I didn’t find any real answers on this visit because I was pressed for time before they closed, but I noted the other vertical files they have available for a future visit. I also began searching through the indexes of the East Tennessee publications in their holdings. I’m looking forward to my next visit to the area so I can follow-up on what I saw today (and may even try to play hooky from a session or two tomorrow or Saturday to do more research).
Just returned to my sister’s house after a very full Day 1 at the Federation of Genealogical Societies conference.
After sleeping in and a quick breakfast, I met up with Amy Coffin to pick up our registration packets. While we were at the Knoxville Convention Center, we moseyed around the World’s Fair Park, including the Sunsphere and amphitheater. Then we walked down to Market Square for lunch at Soccer Taco (so good!).
After lunch, we checked out the concierge suite at the Hilton before I headed back to the convention center to attend a couple of sessions about FamilySearch.org.
The first session dealt with an initiative called “Project X,” which seeks to concentrate resources including information, training and access to people and organizations through tools like wiki.familysearch.org, forums.familysearch.org and online training classes available on the main site.
I was really surprised by some of the resources that I didn’t know were available at the resources above. For instance, the wiki includes sections on items like English probate jurisdiction and elaborate census index site matrices. The wiki is now up to 40,000 pages and grows at a rate of 1,200 pages a month — impressive!
The second session I attended drilled down deep into the forums at FamilySearch.org. Did you know there are social groups there based on topics like common ancestors, FHC locations, indexing and more?
The folks at FamilySearch are building the forums up to be robust enough to guarantee responses to research questions. That’s fantastic!

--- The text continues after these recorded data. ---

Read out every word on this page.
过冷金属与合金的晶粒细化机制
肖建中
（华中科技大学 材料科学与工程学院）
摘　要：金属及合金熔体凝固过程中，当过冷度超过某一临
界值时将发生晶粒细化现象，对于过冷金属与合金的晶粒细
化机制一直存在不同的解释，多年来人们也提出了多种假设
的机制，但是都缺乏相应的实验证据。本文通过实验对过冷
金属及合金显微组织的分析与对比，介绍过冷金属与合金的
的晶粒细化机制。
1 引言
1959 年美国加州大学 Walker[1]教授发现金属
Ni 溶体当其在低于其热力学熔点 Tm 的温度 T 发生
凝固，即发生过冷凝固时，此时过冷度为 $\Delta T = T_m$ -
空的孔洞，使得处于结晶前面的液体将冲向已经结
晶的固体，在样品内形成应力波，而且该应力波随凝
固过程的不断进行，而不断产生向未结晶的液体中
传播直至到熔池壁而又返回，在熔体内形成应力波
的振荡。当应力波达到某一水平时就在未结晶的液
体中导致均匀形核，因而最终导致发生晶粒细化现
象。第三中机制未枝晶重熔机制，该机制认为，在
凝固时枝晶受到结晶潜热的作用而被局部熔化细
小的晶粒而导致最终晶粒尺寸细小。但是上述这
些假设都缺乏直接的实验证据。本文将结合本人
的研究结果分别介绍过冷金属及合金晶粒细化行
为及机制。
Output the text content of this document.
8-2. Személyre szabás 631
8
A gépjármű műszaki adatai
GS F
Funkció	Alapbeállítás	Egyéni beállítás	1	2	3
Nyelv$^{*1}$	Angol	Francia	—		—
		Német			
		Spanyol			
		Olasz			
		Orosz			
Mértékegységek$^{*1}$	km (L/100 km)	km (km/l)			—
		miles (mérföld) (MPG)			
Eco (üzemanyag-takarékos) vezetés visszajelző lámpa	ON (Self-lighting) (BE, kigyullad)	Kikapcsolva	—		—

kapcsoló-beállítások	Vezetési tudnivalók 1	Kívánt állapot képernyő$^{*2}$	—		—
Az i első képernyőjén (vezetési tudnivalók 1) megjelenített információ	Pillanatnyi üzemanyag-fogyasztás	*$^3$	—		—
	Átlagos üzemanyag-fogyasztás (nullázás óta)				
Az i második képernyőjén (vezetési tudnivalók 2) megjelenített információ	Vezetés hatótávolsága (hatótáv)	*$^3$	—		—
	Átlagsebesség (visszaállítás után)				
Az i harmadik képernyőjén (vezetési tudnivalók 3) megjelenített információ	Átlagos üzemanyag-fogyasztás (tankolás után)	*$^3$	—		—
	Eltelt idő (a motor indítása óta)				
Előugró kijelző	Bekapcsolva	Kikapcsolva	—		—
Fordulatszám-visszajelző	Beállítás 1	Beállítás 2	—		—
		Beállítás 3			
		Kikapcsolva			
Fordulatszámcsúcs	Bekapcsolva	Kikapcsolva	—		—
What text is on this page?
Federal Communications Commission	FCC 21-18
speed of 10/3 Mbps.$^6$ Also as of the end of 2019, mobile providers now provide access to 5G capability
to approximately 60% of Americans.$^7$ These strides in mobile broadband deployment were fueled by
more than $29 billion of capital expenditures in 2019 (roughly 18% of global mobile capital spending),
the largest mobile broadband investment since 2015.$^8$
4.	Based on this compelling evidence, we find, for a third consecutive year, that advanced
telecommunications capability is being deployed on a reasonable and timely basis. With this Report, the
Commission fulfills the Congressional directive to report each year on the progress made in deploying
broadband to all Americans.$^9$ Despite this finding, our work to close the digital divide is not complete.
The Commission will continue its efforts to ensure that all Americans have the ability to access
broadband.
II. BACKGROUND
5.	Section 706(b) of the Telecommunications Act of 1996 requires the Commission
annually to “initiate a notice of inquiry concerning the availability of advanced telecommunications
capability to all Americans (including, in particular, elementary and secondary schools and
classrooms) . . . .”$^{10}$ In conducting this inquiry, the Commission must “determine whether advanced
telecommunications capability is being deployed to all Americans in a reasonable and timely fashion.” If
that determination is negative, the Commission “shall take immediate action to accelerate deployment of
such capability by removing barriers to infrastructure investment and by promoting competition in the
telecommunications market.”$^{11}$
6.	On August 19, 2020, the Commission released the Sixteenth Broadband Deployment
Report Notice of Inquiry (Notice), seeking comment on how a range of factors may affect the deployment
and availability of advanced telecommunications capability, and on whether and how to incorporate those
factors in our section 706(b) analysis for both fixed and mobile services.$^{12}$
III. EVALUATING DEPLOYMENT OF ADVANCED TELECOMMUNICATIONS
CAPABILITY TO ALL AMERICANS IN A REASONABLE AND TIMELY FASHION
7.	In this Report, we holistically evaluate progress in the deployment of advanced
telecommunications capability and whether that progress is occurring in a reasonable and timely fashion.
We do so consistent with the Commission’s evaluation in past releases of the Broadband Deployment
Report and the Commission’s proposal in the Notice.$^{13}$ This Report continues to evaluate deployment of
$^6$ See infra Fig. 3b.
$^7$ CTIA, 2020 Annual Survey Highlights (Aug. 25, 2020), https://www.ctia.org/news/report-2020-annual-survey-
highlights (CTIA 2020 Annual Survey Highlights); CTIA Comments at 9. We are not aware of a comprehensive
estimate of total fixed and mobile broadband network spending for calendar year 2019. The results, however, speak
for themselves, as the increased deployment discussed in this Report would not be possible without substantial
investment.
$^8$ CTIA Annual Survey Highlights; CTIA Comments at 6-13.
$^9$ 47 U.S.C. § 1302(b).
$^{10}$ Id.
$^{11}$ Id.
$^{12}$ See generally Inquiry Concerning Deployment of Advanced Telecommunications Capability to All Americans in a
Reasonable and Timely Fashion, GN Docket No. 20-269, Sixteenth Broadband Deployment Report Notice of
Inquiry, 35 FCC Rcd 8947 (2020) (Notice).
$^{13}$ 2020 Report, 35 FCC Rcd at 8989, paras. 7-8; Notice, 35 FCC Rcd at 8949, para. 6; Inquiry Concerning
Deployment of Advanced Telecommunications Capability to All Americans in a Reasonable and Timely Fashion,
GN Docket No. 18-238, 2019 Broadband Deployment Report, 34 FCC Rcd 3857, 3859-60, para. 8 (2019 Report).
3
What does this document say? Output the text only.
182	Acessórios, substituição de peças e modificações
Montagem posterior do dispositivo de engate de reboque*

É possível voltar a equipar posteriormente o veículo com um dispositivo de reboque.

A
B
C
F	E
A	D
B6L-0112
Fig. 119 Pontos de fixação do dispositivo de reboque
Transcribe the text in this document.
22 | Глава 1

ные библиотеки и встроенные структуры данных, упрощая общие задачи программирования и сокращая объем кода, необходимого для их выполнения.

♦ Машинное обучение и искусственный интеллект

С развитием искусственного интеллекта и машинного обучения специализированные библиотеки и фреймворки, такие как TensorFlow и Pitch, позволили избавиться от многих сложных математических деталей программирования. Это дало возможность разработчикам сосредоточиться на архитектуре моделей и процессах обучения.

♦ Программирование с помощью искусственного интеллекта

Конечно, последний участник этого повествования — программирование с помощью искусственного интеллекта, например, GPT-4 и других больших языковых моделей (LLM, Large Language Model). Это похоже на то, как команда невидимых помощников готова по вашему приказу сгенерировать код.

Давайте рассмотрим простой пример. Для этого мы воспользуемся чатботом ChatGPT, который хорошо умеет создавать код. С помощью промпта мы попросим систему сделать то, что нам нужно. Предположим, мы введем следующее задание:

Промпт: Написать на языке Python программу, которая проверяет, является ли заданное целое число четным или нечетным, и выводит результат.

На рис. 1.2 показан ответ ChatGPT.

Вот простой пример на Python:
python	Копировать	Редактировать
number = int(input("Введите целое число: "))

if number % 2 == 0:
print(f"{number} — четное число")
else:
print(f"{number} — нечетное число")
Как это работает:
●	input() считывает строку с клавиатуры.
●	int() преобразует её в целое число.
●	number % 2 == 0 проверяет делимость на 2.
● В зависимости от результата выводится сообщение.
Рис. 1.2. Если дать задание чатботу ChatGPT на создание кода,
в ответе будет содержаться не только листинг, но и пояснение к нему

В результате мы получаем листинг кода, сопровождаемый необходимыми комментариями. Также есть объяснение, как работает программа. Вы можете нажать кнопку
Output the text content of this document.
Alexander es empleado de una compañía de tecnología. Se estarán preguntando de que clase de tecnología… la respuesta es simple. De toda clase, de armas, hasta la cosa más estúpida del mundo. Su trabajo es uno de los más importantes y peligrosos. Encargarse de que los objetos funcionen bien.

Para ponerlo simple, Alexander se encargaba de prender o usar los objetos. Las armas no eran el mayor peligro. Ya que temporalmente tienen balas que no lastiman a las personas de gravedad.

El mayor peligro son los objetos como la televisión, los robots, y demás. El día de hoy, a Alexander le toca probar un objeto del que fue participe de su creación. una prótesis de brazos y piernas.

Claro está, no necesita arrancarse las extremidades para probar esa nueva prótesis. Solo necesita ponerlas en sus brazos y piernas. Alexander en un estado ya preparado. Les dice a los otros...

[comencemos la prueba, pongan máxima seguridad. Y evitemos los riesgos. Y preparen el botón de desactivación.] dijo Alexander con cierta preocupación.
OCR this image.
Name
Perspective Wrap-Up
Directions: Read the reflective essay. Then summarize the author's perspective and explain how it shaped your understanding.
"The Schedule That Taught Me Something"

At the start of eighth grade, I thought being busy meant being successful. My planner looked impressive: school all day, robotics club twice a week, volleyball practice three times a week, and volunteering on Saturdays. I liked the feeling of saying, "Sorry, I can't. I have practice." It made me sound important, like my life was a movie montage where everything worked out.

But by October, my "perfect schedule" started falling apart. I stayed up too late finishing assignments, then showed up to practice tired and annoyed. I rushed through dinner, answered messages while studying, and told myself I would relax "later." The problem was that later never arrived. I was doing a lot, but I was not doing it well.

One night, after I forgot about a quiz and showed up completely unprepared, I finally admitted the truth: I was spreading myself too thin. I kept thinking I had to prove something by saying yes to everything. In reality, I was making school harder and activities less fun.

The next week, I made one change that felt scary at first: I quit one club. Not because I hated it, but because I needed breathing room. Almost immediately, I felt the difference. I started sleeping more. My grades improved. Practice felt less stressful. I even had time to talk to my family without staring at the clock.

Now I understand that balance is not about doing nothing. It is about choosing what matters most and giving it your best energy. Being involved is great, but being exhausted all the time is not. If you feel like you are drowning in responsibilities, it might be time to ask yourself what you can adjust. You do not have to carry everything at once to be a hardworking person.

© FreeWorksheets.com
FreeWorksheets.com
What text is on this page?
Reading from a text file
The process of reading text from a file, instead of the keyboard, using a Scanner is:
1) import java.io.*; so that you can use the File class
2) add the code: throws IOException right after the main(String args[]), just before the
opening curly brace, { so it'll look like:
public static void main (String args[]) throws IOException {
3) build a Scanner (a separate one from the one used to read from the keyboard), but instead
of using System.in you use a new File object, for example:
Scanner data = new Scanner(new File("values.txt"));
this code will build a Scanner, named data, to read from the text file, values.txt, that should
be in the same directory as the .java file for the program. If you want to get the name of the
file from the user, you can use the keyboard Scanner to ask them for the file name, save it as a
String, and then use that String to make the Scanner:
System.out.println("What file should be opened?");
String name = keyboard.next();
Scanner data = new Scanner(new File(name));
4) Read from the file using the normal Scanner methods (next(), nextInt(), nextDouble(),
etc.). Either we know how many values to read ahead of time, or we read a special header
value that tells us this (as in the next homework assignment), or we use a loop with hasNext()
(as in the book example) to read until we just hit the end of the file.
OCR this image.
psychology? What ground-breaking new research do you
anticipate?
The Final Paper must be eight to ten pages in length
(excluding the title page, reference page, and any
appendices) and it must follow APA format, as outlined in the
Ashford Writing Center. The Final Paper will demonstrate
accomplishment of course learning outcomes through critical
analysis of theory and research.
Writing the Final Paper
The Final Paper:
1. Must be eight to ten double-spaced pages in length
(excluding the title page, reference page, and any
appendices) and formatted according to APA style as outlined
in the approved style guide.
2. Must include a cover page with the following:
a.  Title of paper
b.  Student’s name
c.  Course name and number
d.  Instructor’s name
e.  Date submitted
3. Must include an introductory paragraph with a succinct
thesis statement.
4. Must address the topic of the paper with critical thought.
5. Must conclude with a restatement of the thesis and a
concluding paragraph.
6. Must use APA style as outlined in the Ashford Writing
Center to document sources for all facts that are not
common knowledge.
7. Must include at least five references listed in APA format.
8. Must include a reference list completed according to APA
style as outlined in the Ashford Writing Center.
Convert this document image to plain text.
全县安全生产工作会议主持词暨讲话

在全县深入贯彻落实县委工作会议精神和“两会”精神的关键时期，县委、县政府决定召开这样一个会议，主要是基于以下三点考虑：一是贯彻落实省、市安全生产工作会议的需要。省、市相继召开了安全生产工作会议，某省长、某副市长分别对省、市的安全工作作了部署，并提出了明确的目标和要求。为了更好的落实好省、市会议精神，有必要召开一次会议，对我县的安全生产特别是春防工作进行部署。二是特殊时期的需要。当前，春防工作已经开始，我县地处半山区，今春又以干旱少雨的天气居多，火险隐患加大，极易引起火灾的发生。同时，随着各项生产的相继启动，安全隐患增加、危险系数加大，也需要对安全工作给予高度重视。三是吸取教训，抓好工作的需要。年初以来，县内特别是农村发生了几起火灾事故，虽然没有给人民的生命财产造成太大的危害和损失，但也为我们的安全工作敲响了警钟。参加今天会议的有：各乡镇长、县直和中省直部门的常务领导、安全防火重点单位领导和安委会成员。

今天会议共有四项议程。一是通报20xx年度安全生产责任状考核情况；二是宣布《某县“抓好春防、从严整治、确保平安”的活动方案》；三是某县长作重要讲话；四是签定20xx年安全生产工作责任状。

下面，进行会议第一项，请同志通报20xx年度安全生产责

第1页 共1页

After these sessions, I met up again with Amy, Thomas MacEntee, Tina Lyons and Tonia Kendrick for drinks before joining 17 other fellow ProGen participants for dinner at Trio at Market Square. I had a great conversation three others in the study group who are in various stages of the program. We all compared notes on our various research projects — I got some great ideas to follow up on!
I’m happy to report that I heard no admonitions about using Twitter today! In fact, kudos to speaker Michael Ritchey of FamilySearch.org for pointing out how many genealogists are making use of Twitter for their research.
Have to head to bed early so I can be back at the convention center for a FamilySearch blogger’s breakfast at 7 a.m.(!)